08 marzo 2012 - 23:54

(da indipendenti.eu)

OccupyWelfare ha anticipato le mosse e con un blitz precario è entrato nel Ministero del Lavoro di Via Veneto per poter consegnare personalmente la lettera alla Fornero.

> Comunicato dopo l’incontro.

Con l’uscita della delegazione delle donne precarie di OccupyWelfare che ha incontrato la Ministra Fornero dopo l’occupazione del terzo piano del Ministero del Lavoro, si è conclusa l’azione di oggi: e quanto narrato dalla delegazione sull’incontro ha chiarito bene i termini e le ragioni immutate dell’iniziativa di OccupyWelfare. Le donne precarie di OccupyWelfare hanno messo sul piatto il reddito di base incondizionato come una forma per uscire dal ricatto e non rischiare un default dei diritti e delle persone. Hanno detto no ai sacrifici subito senza certezza di ammortizzatori sociali e di risposte concrete.Hanno anzi rifiutato l’indegno scambio fra vaghe promesse sul futuro e l’attacco che il “lavoro stabile” subisce invece sull’articolo 18. Servono risposte e scelte legislative che estendano e universalizzino le garanzie, non che le abbattano. La risposta della Fornero ricalca i luoghi comuni, le banalità e gli insulti delle ultime settimane (lavoro fisso monotono, precari perchè non preparati e così via): se vi diamo reddito voi non fate nulla per il paese, vi sedete e magiate pasta e pomodoro. Il tutto giustificato con la solita priorità di ”salvare l’ Italia”. Anche OccupyWelfare lavora per il bene dell’Italia, a partire dalla sua realtà, quella della vita precaria. E perciò dà appuntamento a tutte e tutti per domani, 9 marzo, dalle ore 14, davanti al ministero in Via Veneto 56: per una vera Occupy, l’istituzione dello spazio pubblico di presa di parola e d’iniziativa comune delle precarie e dei precari, insieme alle precarizzate e ai precarizzati.

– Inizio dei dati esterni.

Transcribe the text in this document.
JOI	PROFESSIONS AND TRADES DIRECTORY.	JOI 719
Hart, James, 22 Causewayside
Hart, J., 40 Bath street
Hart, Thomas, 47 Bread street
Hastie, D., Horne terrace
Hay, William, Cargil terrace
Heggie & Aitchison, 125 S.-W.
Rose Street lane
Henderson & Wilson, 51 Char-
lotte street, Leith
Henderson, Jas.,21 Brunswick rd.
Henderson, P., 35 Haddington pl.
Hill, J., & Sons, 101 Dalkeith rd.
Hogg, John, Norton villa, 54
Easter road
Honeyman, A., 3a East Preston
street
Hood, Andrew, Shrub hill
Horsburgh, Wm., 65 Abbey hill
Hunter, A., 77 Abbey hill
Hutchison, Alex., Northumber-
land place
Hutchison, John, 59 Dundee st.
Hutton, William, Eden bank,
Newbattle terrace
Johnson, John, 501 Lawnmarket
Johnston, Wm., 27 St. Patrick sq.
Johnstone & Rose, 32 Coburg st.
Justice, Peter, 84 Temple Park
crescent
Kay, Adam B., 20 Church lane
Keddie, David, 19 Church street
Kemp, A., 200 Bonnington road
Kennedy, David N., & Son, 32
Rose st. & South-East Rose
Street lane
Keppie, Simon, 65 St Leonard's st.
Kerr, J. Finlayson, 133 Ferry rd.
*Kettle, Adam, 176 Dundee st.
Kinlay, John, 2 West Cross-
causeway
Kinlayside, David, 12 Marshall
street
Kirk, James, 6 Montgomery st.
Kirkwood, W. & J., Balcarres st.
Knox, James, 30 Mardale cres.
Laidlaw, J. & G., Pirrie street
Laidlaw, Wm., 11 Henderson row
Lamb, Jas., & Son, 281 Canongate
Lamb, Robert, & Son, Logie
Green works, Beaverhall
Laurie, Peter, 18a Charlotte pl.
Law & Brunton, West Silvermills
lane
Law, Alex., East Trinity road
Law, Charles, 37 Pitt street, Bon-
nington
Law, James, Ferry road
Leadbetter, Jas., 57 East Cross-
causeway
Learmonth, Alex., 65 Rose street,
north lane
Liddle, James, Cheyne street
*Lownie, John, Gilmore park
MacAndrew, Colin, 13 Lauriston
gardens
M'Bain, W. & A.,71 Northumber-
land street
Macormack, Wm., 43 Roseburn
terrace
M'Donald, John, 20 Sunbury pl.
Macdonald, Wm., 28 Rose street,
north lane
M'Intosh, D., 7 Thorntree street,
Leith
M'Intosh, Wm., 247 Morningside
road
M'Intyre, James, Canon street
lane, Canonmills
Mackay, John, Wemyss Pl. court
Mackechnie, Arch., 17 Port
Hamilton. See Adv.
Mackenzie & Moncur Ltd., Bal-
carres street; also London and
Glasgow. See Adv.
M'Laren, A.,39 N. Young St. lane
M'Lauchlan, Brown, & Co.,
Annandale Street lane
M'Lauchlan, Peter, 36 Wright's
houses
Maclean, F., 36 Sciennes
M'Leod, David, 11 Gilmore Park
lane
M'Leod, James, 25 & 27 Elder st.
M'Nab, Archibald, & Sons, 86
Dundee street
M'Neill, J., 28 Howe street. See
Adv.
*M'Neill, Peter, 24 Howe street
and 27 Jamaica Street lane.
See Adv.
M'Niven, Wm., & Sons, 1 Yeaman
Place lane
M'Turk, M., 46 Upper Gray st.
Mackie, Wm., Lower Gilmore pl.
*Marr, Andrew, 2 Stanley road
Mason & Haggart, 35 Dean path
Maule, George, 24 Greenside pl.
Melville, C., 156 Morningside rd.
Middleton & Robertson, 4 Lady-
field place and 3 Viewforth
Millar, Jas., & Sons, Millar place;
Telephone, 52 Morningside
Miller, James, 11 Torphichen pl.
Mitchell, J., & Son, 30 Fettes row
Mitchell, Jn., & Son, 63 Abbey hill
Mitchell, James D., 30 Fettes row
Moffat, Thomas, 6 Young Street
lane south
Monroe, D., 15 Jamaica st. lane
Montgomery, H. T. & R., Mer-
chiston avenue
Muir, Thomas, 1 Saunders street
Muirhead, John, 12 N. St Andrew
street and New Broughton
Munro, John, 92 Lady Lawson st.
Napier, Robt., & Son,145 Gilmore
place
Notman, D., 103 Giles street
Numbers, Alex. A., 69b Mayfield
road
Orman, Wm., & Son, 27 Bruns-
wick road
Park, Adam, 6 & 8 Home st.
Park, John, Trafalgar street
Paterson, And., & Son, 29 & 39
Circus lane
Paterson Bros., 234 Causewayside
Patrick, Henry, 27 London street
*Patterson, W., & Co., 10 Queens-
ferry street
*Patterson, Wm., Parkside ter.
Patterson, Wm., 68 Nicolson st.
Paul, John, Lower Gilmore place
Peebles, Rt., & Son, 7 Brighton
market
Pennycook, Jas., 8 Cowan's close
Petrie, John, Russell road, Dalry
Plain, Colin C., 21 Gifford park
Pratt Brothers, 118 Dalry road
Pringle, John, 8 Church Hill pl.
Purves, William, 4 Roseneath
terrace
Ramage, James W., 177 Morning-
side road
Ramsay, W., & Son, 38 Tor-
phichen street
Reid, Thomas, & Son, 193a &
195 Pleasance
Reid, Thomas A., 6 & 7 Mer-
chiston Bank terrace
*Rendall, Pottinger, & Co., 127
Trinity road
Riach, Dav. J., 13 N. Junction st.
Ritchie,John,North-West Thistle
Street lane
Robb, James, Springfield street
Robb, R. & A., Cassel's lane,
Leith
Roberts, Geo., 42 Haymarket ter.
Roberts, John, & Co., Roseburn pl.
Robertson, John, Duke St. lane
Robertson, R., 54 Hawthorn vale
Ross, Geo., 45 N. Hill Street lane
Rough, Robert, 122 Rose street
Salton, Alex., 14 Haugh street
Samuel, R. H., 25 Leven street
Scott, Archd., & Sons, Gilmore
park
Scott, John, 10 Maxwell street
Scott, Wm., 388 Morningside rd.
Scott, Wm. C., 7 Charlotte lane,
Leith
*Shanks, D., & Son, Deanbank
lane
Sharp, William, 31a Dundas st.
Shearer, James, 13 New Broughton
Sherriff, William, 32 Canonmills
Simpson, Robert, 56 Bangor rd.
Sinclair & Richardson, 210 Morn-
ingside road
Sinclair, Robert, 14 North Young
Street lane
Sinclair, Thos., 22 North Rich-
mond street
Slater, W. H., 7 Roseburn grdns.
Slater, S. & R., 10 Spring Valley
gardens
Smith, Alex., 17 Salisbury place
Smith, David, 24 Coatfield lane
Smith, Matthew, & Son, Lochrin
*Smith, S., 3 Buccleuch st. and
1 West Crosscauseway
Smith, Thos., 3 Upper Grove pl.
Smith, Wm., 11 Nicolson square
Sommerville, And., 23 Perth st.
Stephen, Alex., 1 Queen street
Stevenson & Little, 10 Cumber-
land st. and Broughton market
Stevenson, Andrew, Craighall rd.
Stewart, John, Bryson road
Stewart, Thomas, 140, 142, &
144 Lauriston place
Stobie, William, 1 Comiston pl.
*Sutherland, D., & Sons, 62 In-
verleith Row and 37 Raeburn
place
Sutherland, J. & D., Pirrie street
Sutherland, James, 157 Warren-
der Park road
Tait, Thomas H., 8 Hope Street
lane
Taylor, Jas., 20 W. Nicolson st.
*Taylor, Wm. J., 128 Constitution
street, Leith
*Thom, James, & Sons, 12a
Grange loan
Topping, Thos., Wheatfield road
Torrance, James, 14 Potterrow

#OccupyWelfare – Roma, via Veneto 56.

> Comunicato collettivo femminista Le Ribellule

La soluzione al problema per il lavoro delle donne? Sposare il marito
della Fornero!

Questa mattina un gruppo di precari e precarie è entrato nel Ministero
del Lavoro e del Welfare.
L’occupazione simbolica del Ministero che a giorni si appresterà a
varare la prossima riforma del mercatio del lavoro, aveva
l’obiettivo di far emergere l’invisibilità della “questione precarietà”
in questi giorni di concertazione.
La ministra ha accettato di ricevere le donne, ha ascoltato le
richieste per poi articolare quelle che secondo lei sono le soluzioni.
Sostanzialmente per le politiche sociali e del lavoro non c’è
disponibilità economica a causa del debito pubblico.

Ci ha colpite l’approccio maternalista improntato all’ascolto solo nei
confronti di persone pluriformate, quelle meritevoli di attenzione sono
quelle più spendibili nei settori di mercato più precari. Quando di
fronte ai suoi appelli alla produttività abbiamo avanzato rischieste di
discontinuità con il governo precedente, ha glissato non tenendo in
considerazione i 26 miliardi che le famiglie fanno risparmiare allo
stato in servizi di cura. Il welfare continua a non stare dalla parte di
chi produce nell’infomalità. Anzi, tagliando i fondi per esigenze di
pareggio di bilancio, il carico di cura aumenta e nessuno l’aggiunge
all’elenco dei costi.
Non si è mostrata disponibile a spendere una parola politica (almeno
rilevante come l’articolo 18) su altre questioni come le dimissioni in
bianco, la disparità di salario (e di reddito) delle donne. Quando
abbiamo fatto presente il problema, ha risposto che la soluzione è
semplice: trovare un marito che si occupi anche della casa, come il suo!
Si è contrapposta ad un reddito incondizionato di base dicendo che
concedendolo, tutt@ avrebbero abbandonato il lavoro vivendo di
sussistenza.
Quando abbiamo ricordato che una forma di sostegno al reddito possa
essere uno strumento utile per la possibilità di moltissime donne di
uscire da situazioni di violenza, la ministra si è alzata dicendo che
non potevamo costringerla ad affrontare questo discorso. Mah…

Bilancio: sapevamo già che le risposte non sarebbero arrivate da quel
luogo, libertà e autodeterminazione ce le conquistiamo ogni giorno.

#OCCUPYWELFARE 9 MARZO 2012 DALLE ORE 14 TUTT@ SOTTO IL MINISTERO DEL
LAVORO E DELLA PREVIDENZA SOCIALE, VIA VENETO 56

L’otto marzo tutto l’anno!

Ebbene sì, sora Forné, i collettivi femministi esistono ancora!